Editoriales
El problema no está en Rabat, está en Madrid
Cualquier análisis sobre el alcance de la cumbre hispano-marroquí que no tenga en cuenta la declaración política, por la vía de los hechos, de una parte del Gobierno español contra la posición estratégica de Rabat en el contencioso del antiguo Sáhara español peca de cinismo o se convierte en un mero ejercicio de voluntarismo. De ahí, que parezca un contrasentido, una fuga de la realidad, la declaración de la ministra de Hacienda, María Jesús Montero, despachando con un «no hay que dar interpretación ninguna a las personas que van o no van» cuando minutos antes, en la Televisión pública, su compañera de Gabinete y secretaria general de Unidas Podemos, Ione Belarra, explicaba con claridad meridiana que el desplante a la cumbre de los ministros morados de la coalición se debía al cambio de posición del PSOE con respecto a la cuestión saharaui, al tiempo que se reafirmaba en la exigencia de un referéndum de autodeterminación para la ex provincia española, de acuerdo a los pronunciamientos de Naciones Unidas.
Ante una diferencia de fondo y forma tan clamorosa –insólita entre los gobiernos de nuestro entorno que suelen mantener una misma estrategia de Estado en el campo de la política exterior–, hay que tomar como un gesto de amistad que el monarca marroquí, Mohamed VI, haya mantenido una cordial conferencia telefónica con el presidente del Gobierno, Pedro Sánchez, a modo de respaldo a la reunión bilateral, pero desde la convicción de que el ejecutivo marroquí habrá tomado nota de la situación y actuará en consecuencia.
Y, por supuesto, no es cuestión de culpar a Rabat, que actúa con una constancia encomiable en defensa de sus intereses, sino de constatar que es en Madrid, en el seno de un Gabinete incapaz de coordinar una posición común ante un asunto tan capital como es el mantenimiento de las relaciones con nuestro vecino del sur, donde se encuentra el problema.

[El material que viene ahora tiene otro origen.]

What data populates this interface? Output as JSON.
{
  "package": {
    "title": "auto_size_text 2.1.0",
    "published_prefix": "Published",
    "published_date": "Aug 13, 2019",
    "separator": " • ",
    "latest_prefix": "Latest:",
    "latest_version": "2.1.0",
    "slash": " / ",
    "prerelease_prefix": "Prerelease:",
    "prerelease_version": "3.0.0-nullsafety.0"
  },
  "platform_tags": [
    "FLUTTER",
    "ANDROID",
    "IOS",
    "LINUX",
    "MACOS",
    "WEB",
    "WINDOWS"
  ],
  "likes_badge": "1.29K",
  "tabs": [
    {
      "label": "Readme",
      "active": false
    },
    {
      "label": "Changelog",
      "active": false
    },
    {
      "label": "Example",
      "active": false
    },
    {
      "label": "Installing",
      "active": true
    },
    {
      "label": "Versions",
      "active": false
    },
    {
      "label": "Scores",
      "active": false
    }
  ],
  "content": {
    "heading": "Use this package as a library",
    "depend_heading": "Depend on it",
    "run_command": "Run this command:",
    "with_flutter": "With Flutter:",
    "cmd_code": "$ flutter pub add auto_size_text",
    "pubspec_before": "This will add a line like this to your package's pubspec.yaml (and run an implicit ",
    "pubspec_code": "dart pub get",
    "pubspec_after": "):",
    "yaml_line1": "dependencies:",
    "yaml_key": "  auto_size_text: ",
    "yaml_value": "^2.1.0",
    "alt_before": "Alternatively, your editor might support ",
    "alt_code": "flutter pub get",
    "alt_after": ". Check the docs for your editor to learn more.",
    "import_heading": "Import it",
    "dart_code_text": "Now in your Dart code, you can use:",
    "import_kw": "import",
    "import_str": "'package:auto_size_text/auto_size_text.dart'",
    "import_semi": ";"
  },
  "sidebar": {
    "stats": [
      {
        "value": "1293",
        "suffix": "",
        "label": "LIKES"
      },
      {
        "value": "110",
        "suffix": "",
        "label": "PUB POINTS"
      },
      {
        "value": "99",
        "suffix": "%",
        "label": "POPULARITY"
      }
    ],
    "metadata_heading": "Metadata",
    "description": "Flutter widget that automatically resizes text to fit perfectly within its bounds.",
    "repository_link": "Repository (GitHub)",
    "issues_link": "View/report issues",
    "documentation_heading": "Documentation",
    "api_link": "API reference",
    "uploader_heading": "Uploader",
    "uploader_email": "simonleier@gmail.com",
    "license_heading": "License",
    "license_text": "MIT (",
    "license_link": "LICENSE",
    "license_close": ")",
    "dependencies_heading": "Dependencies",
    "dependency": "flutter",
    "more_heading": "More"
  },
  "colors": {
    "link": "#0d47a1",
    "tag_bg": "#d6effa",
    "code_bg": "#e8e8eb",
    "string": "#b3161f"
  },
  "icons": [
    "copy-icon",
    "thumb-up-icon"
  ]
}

En cierto modo, no es algo que tenga que tomar por sorpresa a la opinión pública española, curtida en unos desencuentros entre los socios de coalición que nunca ponen en riesgo la solidez de los distintos sillones ministeriales, pero sí que pueda llevar a la desconfianza a nuestros interlocutores en el exterior.
En este sentido, y pese a la actitud tranquilizadora del ministro José Manuel Albares, parece muy difícil explicar la ausencia en la reunión de la vicepresidenta segunda y ministra de Trabajo, Yolanda Díaz, cuando los ciudadanos marroquíes representan la principal fuerza de trabajo extranjera en España. Es sólo una muestra de la imbricación de intereses de dos naciones que están condenadas a entenderse por encima de las coyunturas políticas y los cambios de gobierno. Debería ser una evidencia para cualquiera que aspire a gestionar el destino de los españoles, incluso, para nuestra izquierda populista.